Create a Secure Troubleshooting Environment with WP STAGING

To solve the remaining errors without breaking anything on your production site and test out if everything works, look at the free plugin WP STAGING, which can create a copy of your website for development purposes.

WP STAGING Plugin
WP STAGING Plugin

Install and activate the plugin from the plugin repository.

Then open WP STAGING and click on the create a staging site button. You can recognize the staging site by the orange menu bar.

After doing that, return to your actual website, called the production site.

Install and activate the “Really Simple SSL” plugin via the plugin repository.

Really Simple SSL Plugin
Really Simple SSL Plugin

After activation, go to Settings > SSL. The plugin automatically recognizes your https connection and fixes mixed content errors. The plug-in uses the output buffer technique. This technique can negatively affect the performance and speed of your WordPress site, as it replaces the HTTP content when your site is loaded. This effect only occurs when the first page loads and should be minimal if you use a caching plugin.

While the plugin says you can disable it without any problems, that statement is not 100% accurate. You have to leave the plugin active at all times, as deactivating the plugin will lead to errors with mixed content again.
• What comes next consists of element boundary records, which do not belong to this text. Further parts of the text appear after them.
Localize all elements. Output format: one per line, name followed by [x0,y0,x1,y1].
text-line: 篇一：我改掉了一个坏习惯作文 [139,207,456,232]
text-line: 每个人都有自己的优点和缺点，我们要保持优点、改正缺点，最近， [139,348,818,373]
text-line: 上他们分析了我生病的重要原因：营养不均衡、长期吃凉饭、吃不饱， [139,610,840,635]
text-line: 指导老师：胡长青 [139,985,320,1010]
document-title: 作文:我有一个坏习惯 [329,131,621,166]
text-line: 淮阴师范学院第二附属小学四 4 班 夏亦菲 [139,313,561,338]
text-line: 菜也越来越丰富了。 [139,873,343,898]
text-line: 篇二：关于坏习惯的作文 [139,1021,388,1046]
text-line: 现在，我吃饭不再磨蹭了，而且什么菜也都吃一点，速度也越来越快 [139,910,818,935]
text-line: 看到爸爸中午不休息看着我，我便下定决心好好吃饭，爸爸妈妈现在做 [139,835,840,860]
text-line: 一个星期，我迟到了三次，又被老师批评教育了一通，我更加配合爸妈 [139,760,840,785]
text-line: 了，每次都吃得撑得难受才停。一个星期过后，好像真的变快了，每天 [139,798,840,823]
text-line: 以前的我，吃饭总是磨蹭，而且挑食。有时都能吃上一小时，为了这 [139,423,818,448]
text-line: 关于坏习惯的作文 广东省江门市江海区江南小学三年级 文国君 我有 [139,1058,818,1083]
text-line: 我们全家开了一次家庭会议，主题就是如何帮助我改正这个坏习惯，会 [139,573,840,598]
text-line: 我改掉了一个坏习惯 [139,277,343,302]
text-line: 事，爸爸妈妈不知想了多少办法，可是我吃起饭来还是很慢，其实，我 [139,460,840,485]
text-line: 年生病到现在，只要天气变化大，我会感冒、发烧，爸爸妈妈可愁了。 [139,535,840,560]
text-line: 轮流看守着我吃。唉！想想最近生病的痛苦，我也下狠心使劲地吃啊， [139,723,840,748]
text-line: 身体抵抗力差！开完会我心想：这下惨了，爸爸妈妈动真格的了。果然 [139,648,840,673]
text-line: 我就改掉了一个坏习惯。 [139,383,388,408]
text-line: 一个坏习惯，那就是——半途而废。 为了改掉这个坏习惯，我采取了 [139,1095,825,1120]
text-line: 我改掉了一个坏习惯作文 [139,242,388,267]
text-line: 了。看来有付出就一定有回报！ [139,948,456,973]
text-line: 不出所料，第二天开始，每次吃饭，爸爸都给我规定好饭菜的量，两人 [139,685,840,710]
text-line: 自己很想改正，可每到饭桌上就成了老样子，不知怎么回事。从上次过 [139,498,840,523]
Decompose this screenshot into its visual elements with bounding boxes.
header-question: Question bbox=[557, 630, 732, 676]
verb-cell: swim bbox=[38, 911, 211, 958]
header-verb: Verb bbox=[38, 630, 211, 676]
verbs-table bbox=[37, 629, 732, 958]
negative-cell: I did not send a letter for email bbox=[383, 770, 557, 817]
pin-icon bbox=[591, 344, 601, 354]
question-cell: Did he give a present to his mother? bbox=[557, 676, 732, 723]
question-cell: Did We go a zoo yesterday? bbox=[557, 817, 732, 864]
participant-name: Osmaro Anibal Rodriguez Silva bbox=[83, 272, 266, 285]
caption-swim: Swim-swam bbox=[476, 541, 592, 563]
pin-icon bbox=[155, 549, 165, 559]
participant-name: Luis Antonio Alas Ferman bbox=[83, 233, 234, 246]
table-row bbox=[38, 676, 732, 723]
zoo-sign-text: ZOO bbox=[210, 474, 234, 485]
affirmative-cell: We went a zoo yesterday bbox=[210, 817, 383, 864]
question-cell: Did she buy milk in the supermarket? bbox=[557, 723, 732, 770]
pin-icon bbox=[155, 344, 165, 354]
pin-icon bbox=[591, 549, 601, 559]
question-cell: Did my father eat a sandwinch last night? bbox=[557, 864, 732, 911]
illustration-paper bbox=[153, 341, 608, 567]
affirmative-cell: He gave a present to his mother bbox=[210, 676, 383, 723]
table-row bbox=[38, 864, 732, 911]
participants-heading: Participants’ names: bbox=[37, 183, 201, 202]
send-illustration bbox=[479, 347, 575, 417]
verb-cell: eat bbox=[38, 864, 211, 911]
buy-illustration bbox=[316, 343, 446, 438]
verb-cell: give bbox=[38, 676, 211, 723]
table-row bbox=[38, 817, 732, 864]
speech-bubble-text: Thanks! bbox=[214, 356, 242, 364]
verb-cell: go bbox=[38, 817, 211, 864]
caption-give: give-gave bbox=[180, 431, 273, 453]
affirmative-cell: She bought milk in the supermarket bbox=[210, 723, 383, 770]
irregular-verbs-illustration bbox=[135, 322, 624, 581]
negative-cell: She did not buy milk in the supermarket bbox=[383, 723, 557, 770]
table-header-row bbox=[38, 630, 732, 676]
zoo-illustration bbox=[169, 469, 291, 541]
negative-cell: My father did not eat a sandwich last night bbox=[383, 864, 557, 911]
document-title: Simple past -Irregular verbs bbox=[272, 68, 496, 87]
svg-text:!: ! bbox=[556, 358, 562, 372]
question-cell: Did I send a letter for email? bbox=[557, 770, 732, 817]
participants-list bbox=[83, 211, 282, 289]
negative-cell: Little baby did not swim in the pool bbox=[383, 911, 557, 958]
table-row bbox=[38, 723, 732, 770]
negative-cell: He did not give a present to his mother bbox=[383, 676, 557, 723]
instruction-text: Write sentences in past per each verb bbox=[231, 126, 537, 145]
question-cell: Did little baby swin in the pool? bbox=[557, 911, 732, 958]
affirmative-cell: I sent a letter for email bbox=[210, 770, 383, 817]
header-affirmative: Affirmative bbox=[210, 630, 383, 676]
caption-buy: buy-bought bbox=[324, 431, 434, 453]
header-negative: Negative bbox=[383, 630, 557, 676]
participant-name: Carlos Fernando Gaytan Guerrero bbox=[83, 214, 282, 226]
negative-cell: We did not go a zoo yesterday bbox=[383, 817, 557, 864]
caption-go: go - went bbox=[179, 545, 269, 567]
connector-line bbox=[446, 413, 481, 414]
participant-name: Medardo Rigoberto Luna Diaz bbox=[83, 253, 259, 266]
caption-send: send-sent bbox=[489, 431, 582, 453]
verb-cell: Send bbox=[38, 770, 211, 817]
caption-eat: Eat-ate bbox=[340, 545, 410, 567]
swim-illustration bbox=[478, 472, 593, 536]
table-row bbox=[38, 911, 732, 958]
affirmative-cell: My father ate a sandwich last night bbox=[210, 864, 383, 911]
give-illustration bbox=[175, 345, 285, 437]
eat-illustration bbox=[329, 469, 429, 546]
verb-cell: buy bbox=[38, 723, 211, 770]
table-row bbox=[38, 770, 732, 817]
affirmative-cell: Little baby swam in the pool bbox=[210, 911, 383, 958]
So this is only a temporary solution.

Make sure there are no more Errors.

Return to your staging site. Try to fix the problem by viewing and editing the error messages from the Google developer tools console. If this does not work, change the WordPress theme and check whether the error message still appears. If that doesn’t help, deactivate all plugins on the staging site, activate plugin by plugin and check when the error message appears again.

After you have fixed the errors, repeat the same steps on your production site.

No Mixed Content Errors Left
No Mixed Content Errors Left

Now you can deactivate the “Really Simple SSL” plug-in and check in the console if the mixed-content errors are gone.

Enough troubleshooting for today.

Congratulations, you have successfully moved your WordPress site from the HTTP to the HTTPS protocol!